We are in the middle of running a joint three-book campaign with the Star Wars RPG, and things are going along well. We are building out our characters, running through a sample plot, and the larger plot is just starting to form up.
Despite the voluminous system and the large amount of character archetypes, character customization feels a little soft and many character feel and play like each other. As experience points come in, this is improving, but some of our characters feel a little too samey for our liking.
I am not a real big fan of the character generation system, which puts a premium on getting your starting ability scores as high as possible at the cost of skills and other customization. Your ability scores are very difficult to change, and the difference between starting with a 2 or a 3, or even a 4 is huge. You end up min-maxing in a few key scores and forgoing the cool things that make your character special. I would rather place a rack of preset scores (4, 3, 3, 2, 2, 2) and then be given 20-30 points to customize the character rather than have to make a choice between good scores and a unique character. Yes, this would make starting characters a bit more powerful, but I would rather have that and knock down XP rewards by 5 points than what we have currently (which feels like it is being gamed in favor of ability scores).

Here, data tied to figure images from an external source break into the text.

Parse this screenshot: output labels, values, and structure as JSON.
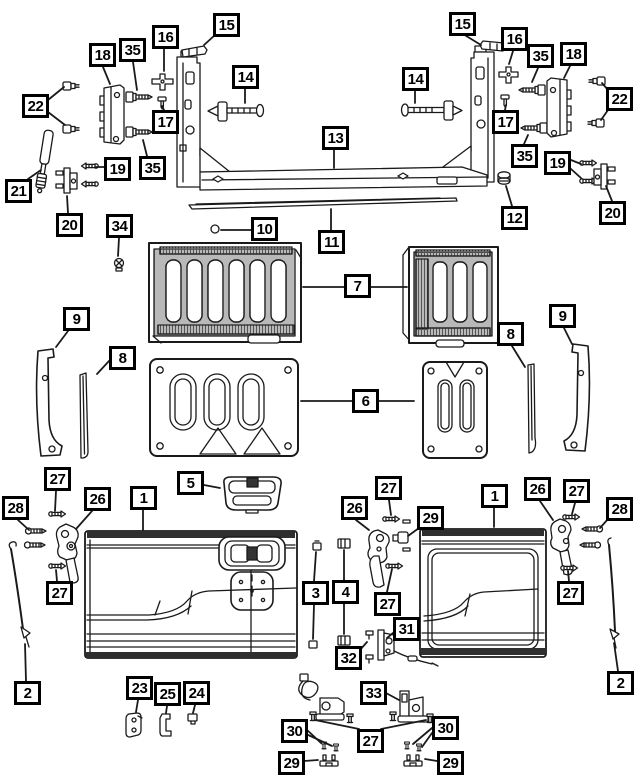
{
  "diagram": {
    "kind": "exploded-parts-diagram",
    "subject": "tailgate-assembly",
    "background": "#ffffff",
    "line_color": "#1a1a1a",
    "callout_border": "#000000",
    "callout_fill": "#ffffff",
    "callout_text": "#000000"
  },
  "callouts": [
    {
      "id": "15-left",
      "label": "15",
      "x": 213,
      "y": 13,
      "leaders": [
        [
          215,
          35,
          204,
          45
        ]
      ]
    },
    {
      "id": "16-left",
      "label": "16",
      "x": 152,
      "y": 25,
      "leaders": [
        [
          164,
          49,
          164,
          71
        ]
      ]
    },
    {
      "id": "35-left-top",
      "label": "35",
      "x": 119,
      "y": 38,
      "leaders": [
        [
          133,
          62,
          137,
          90
        ]
      ]
    },
    {
      "id": "18-left",
      "label": "18",
      "x": 89,
      "y": 43,
      "leaders": [
        [
          103,
          67,
          110,
          84
        ]
      ]
    },
    {
      "id": "22-left",
      "label": "22",
      "x": 22,
      "y": 94,
      "leaders": [
        [
          48,
          100,
          64,
          87
        ],
        [
          48,
          112,
          65,
          125
        ]
      ]
    },
    {
      "id": "14-left",
      "label": "14",
      "x": 232,
      "y": 65,
      "leaders": [
        [
          245,
          89,
          245,
          103
        ]
      ]
    },
    {
      "id": "17-left",
      "label": "17",
      "x": 152,
      "y": 110,
      "leaders": [
        [
          164,
          110,
          162,
          106
        ]
      ]
    },
    {
      "id": "19-left",
      "label": "19",
      "x": 104,
      "y": 157,
      "leaders": [
        [
          104,
          167,
          96,
          167
        ]
      ]
    },
    {
      "id": "35-left-bottom",
      "label": "35",
      "x": 139,
      "y": 156,
      "leaders": [
        [
          147,
          156,
          143,
          140
        ]
      ]
    },
    {
      "id": "21",
      "label": "21",
      "x": 5,
      "y": 179,
      "leaders": [
        [
          28,
          179,
          41,
          170
        ]
      ]
    },
    {
      "id": "20-left",
      "label": "20",
      "x": 56,
      "y": 213,
      "leaders": [
        [
          68,
          213,
          67,
          196
        ]
      ]
    },
    {
      "id": "34",
      "label": "34",
      "x": 106,
      "y": 214,
      "leaders": [
        [
          119,
          238,
          118,
          256
        ]
      ]
    },
    {
      "id": "10",
      "label": "10",
      "x": 251,
      "y": 217,
      "leaders": [
        [
          251,
          230,
          221,
          230
        ]
      ]
    },
    {
      "id": "13",
      "label": "13",
      "x": 322,
      "y": 126,
      "leaders": [
        [
          334,
          150,
          334,
          168
        ]
      ]
    },
    {
      "id": "11",
      "label": "11",
      "x": 318,
      "y": 230,
      "leaders": [
        [
          331,
          230,
          331,
          209
        ]
      ]
    },
    {
      "id": "15-right",
      "label": "15",
      "x": 449,
      "y": 12,
      "leaders": [
        [
          463,
          34,
          481,
          45
        ]
      ]
    },
    {
      "id": "16-right",
      "label": "16",
      "x": 501,
      "y": 27,
      "leaders": [
        [
          513,
          51,
          509,
          64
        ]
      ]
    },
    {
      "id": "35-right-top",
      "label": "35",
      "x": 527,
      "y": 44,
      "leaders": [
        [
          538,
          68,
          532,
          82
        ]
      ]
    },
    {
      "id": "18-right",
      "label": "18",
      "x": 560,
      "y": 42,
      "leaders": [
        [
          570,
          66,
          564,
          78
        ]
      ]
    },
    {
      "id": "22-right",
      "label": "22",
      "x": 606,
      "y": 87,
      "leaders": [
        [
          608,
          90,
          602,
          83
        ],
        [
          608,
          110,
          601,
          120
        ]
      ]
    },
    {
      "id": "14-right",
      "label": "14",
      "x": 402,
      "y": 67,
      "leaders": [
        [
          415,
          91,
          415,
          103
        ]
      ]
    },
    {
      "id": "17-right",
      "label": "17",
      "x": 492,
      "y": 110,
      "leaders": [
        [
          505,
          110,
          506,
          105
        ]
      ]
    },
    {
      "id": "35-right-bottom",
      "label": "35",
      "x": 511,
      "y": 144,
      "leaders": [
        [
          524,
          144,
          528,
          135
        ]
      ]
    },
    {
      "id": "19-right",
      "label": "19",
      "x": 544,
      "y": 151,
      "leaders": [
        [
          571,
          160,
          581,
          164
        ],
        [
          571,
          169,
          581,
          178
        ]
      ]
    },
    {
      "id": "20-right",
      "label": "20",
      "x": 599,
      "y": 201,
      "leaders": [
        [
          612,
          201,
          606,
          186
        ]
      ]
    },
    {
      "id": "12",
      "label": "12",
      "x": 501,
      "y": 206,
      "leaders": [
        [
          512,
          206,
          506,
          186
        ]
      ]
    },
    {
      "id": "7",
      "label": "7",
      "x": 344,
      "y": 274,
      "leaders": [
        [
          344,
          287,
          303,
          287
        ],
        [
          371,
          287,
          407,
          287
        ]
      ]
    },
    {
      "id": "9-left",
      "label": "9",
      "x": 63,
      "y": 307,
      "leaders": [
        [
          68,
          331,
          56,
          347
        ]
      ]
    },
    {
      "id": "8-left",
      "label": "8",
      "x": 109,
      "y": 346,
      "leaders": [
        [
          109,
          361,
          97,
          374
        ]
      ]
    },
    {
      "id": "9-right",
      "label": "9",
      "x": 549,
      "y": 304,
      "leaders": [
        [
          564,
          328,
          572,
          344
        ]
      ]
    },
    {
      "id": "8-right",
      "label": "8",
      "x": 497,
      "y": 322,
      "leaders": [
        [
          512,
          346,
          525,
          367
        ]
      ]
    },
    {
      "id": "6",
      "label": "6",
      "x": 352,
      "y": 389,
      "leaders": [
        [
          352,
          401,
          301,
          401
        ],
        [
          379,
          401,
          414,
          401
        ]
      ]
    },
    {
      "id": "5",
      "label": "5",
      "x": 177,
      "y": 471,
      "leaders": [
        [
          204,
          485,
          220,
          488
        ]
      ]
    },
    {
      "id": "1-left",
      "label": "1",
      "x": 130,
      "y": 486,
      "leaders": [
        [
          143,
          510,
          143,
          530
        ]
      ]
    },
    {
      "id": "27-left-top",
      "label": "27",
      "x": 44,
      "y": 467,
      "leaders": [
        [
          56,
          491,
          55,
          511
        ]
      ]
    },
    {
      "id": "26-left",
      "label": "26",
      "x": 84,
      "y": 487,
      "leaders": [
        [
          92,
          511,
          76,
          529
        ]
      ]
    },
    {
      "id": "28-left",
      "label": "28",
      "x": 2,
      "y": 496,
      "leaders": [
        [
          18,
          520,
          29,
          530
        ]
      ]
    },
    {
      "id": "27-left-bottom",
      "label": "27",
      "x": 46,
      "y": 581,
      "leaders": [
        [
          57,
          581,
          56,
          570
        ]
      ]
    },
    {
      "id": "2-left",
      "label": "2",
      "x": 14,
      "y": 681,
      "leaders": [
        [
          26,
          681,
          25,
          644
        ]
      ]
    },
    {
      "id": "23",
      "label": "23",
      "x": 126,
      "y": 676,
      "leaders": [
        [
          138,
          700,
          136,
          712
        ]
      ]
    },
    {
      "id": "25",
      "label": "25",
      "x": 154,
      "y": 682,
      "leaders": [
        [
          167,
          706,
          166,
          713
        ]
      ]
    },
    {
      "id": "24",
      "label": "24",
      "x": 183,
      "y": 681,
      "leaders": [
        [
          195,
          705,
          193,
          713
        ]
      ]
    },
    {
      "id": "3",
      "label": "3",
      "x": 302,
      "y": 581,
      "leaders": [
        [
          314,
          581,
          316,
          552
        ],
        [
          314,
          605,
          313,
          639
        ]
      ]
    },
    {
      "id": "4",
      "label": "4",
      "x": 332,
      "y": 580,
      "leaders": [
        [
          344,
          580,
          344,
          550
        ],
        [
          344,
          604,
          344,
          634
        ]
      ]
    },
    {
      "id": "26-mid",
      "label": "26",
      "x": 341,
      "y": 496,
      "leaders": [
        [
          356,
          520,
          369,
          530
        ]
      ]
    },
    {
      "id": "27-mid-top",
      "label": "27",
      "x": 375,
      "y": 476,
      "leaders": [
        [
          389,
          500,
          391,
          515
        ]
      ]
    },
    {
      "id": "29-mid",
      "label": "29",
      "x": 417,
      "y": 506,
      "leaders": [
        [
          419,
          528,
          408,
          536
        ]
      ]
    },
    {
      "id": "1-right",
      "label": "1",
      "x": 481,
      "y": 484,
      "leaders": [
        [
          494,
          508,
          494,
          527
        ]
      ]
    },
    {
      "id": "26-right",
      "label": "26",
      "x": 524,
      "y": 477,
      "leaders": [
        [
          540,
          501,
          553,
          520
        ]
      ]
    },
    {
      "id": "27-right-top",
      "label": "27",
      "x": 563,
      "y": 479,
      "leaders": [
        [
          575,
          503,
          572,
          514
        ]
      ]
    },
    {
      "id": "28-right",
      "label": "28",
      "x": 606,
      "y": 497,
      "leaders": [
        [
          608,
          519,
          600,
          528
        ]
      ]
    },
    {
      "id": "27-right-bottom",
      "label": "27",
      "x": 557,
      "y": 581,
      "leaders": [
        [
          569,
          581,
          568,
          571
        ]
      ]
    },
    {
      "id": "2-right",
      "label": "2",
      "x": 607,
      "y": 671,
      "leaders": [
        [
          618,
          671,
          614,
          643
        ]
      ]
    },
    {
      "id": "27-mid-bottom",
      "label": "27",
      "x": 374,
      "y": 592,
      "leaders": [
        [
          387,
          592,
          392,
          569
        ]
      ]
    },
    {
      "id": "31",
      "label": "31",
      "x": 393,
      "y": 617,
      "leaders": [
        [
          393,
          633,
          387,
          638
        ]
      ]
    },
    {
      "id": "32",
      "label": "32",
      "x": 335,
      "y": 646,
      "leaders": [
        [
          360,
          650,
          367,
          642
        ]
      ]
    },
    {
      "id": "33",
      "label": "33",
      "x": 360,
      "y": 681,
      "leaders": [
        [
          386,
          693,
          399,
          700
        ]
      ]
    },
    {
      "id": "27-bottom",
      "label": "27",
      "x": 357,
      "y": 729,
      "leaders": [
        [
          359,
          729,
          315,
          720
        ],
        [
          381,
          729,
          426,
          720
        ]
      ]
    },
    {
      "id": "30-left",
      "label": "30",
      "x": 281,
      "y": 719,
      "leaders": [
        [
          306,
          729,
          321,
          743
        ],
        [
          306,
          734,
          332,
          746
        ]
      ]
    },
    {
      "id": "29-bottom-left",
      "label": "29",
      "x": 278,
      "y": 751,
      "leaders": [
        [
          304,
          761,
          318,
          760
        ]
      ]
    },
    {
      "id": "30-right",
      "label": "30",
      "x": 432,
      "y": 716,
      "leaders": [
        [
          432,
          728,
          413,
          744
        ],
        [
          432,
          733,
          422,
          747
        ]
      ]
    },
    {
      "id": "29-bottom-right",
      "label": "29",
      "x": 437,
      "y": 751,
      "leaders": [
        [
          437,
          761,
          425,
          759
        ]
      ]
    }
  ]
}
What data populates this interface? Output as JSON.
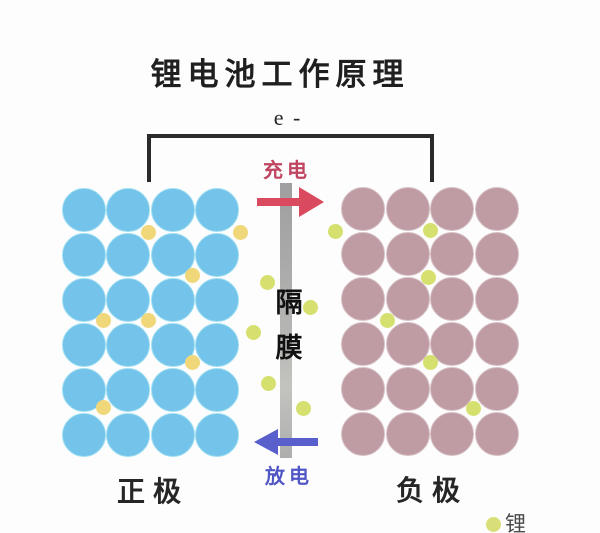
{
  "title": "锂电池工作原理",
  "circuit": {
    "electron_label": "e -",
    "wire_color": "#2b2b2b"
  },
  "charge": {
    "label": "充电",
    "text_color": "#bf4560",
    "arrow_color": "#d94a5e"
  },
  "discharge": {
    "label": "放电",
    "text_color": "#5057c5",
    "arrow_color": "#5a60cb"
  },
  "separator": {
    "label": "隔膜",
    "chars": [
      "隔",
      "膜"
    ],
    "bar_color": "#ababab"
  },
  "electrodes": {
    "left": {
      "label": "正极",
      "circle_color": "#73c3ea",
      "edge_color": "#9edff2",
      "rows": 6,
      "cols": 4,
      "origin_x": 84,
      "origin_y": 210,
      "pitch_x": 44.4,
      "pitch_y": 45,
      "diameter": 44
    },
    "right": {
      "label": "负极",
      "circle_color": "#bf9ca3",
      "edge_color": "#d7c2c6",
      "rows": 6,
      "cols": 4,
      "origin_x": 363,
      "origin_y": 209,
      "pitch_x": 44.7,
      "pitch_y": 45,
      "diameter": 44
    }
  },
  "ions": {
    "gold_color": "#f0d87a",
    "green_color": "#d6e06f",
    "diameter": 15,
    "positions": [
      {
        "x": 148,
        "y": 232,
        "c": "gold"
      },
      {
        "x": 240,
        "y": 232,
        "c": "gold"
      },
      {
        "x": 192,
        "y": 275,
        "c": "gold"
      },
      {
        "x": 103,
        "y": 320,
        "c": "gold"
      },
      {
        "x": 148,
        "y": 320,
        "c": "gold"
      },
      {
        "x": 192,
        "y": 362,
        "c": "gold"
      },
      {
        "x": 103,
        "y": 407,
        "c": "gold"
      },
      {
        "x": 267,
        "y": 282,
        "c": "green"
      },
      {
        "x": 310,
        "y": 307,
        "c": "green"
      },
      {
        "x": 253,
        "y": 332,
        "c": "green"
      },
      {
        "x": 268,
        "y": 383,
        "c": "green"
      },
      {
        "x": 303,
        "y": 408,
        "c": "green"
      },
      {
        "x": 335,
        "y": 231,
        "c": "green"
      },
      {
        "x": 430,
        "y": 230,
        "c": "green"
      },
      {
        "x": 428,
        "y": 277,
        "c": "green"
      },
      {
        "x": 387,
        "y": 320,
        "c": "green"
      },
      {
        "x": 430,
        "y": 362,
        "c": "green"
      },
      {
        "x": 473,
        "y": 408,
        "c": "green"
      }
    ]
  },
  "legend": {
    "label": "锂",
    "dot_color": "#d8df78",
    "text_color": "#4a4a4a"
  }
}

Less rolls doing more is the way to play this! I ran into a situation where one character tried to open a storage box with an electronic lock, and I ruled "only one try per skill" on the attempt, and it worked beautifully. We have been so trained by the "then I do something slightly different and re-roll" sort of soft-ruled gaming that we immediately fell into that, trying a rock to bang it open, a prybar, and a this and a that. Nope - all of those attempts were part of the same "force it open" roll, and you failed - try another skill. Mechanical, perhaps? Another character with skulduggery skill was able to save the day, and we avoided having a player buffalo their way through a task by throwing the dice so many times they just succeed.
If this was a d20 player I would expect to hear "I take a Triumph" and then I would begin to rub my temples in a mock headache.
I swear letting players "try something slightly different" and reroll the same task is some sort of dice-rolling tantrum. In Star Wars, it doesn't work that way. I am not going to sit here and adjudicate fifteen borderline horrible rolls of random selections of threats, despairs, and advantages until you get the roll you want. The dramatic situation happened when you tried to bang the lock open, it didn't work, and it is time to move on. There is no "let's do a second take" here. Maybe in Hollywood, but in this world you get one shot and then you need to change your tactics.
That said, things are going well, and we are capturing that Star Wars feeling. We are getting a wonderful low-level game as well with very relatable characters, including the bad guys, so I expect the fights and conflicts coming up to get very gritty and personal. This does not feel as light and flippant as the d6 and d20 versions of the game, there is a lower-level grit and realism here that I love. Things are broken, the galaxy itself is broken, and every item, vehicle, character, and societal structure is coated with a level of dirt and grime. I plan on keeping things that way, and forcing some hard choices on the character's behalf.
There are no heroic and clean decisions in this world, there are just bad choices, and worse. Only sacrifice and heroism can turn the tide.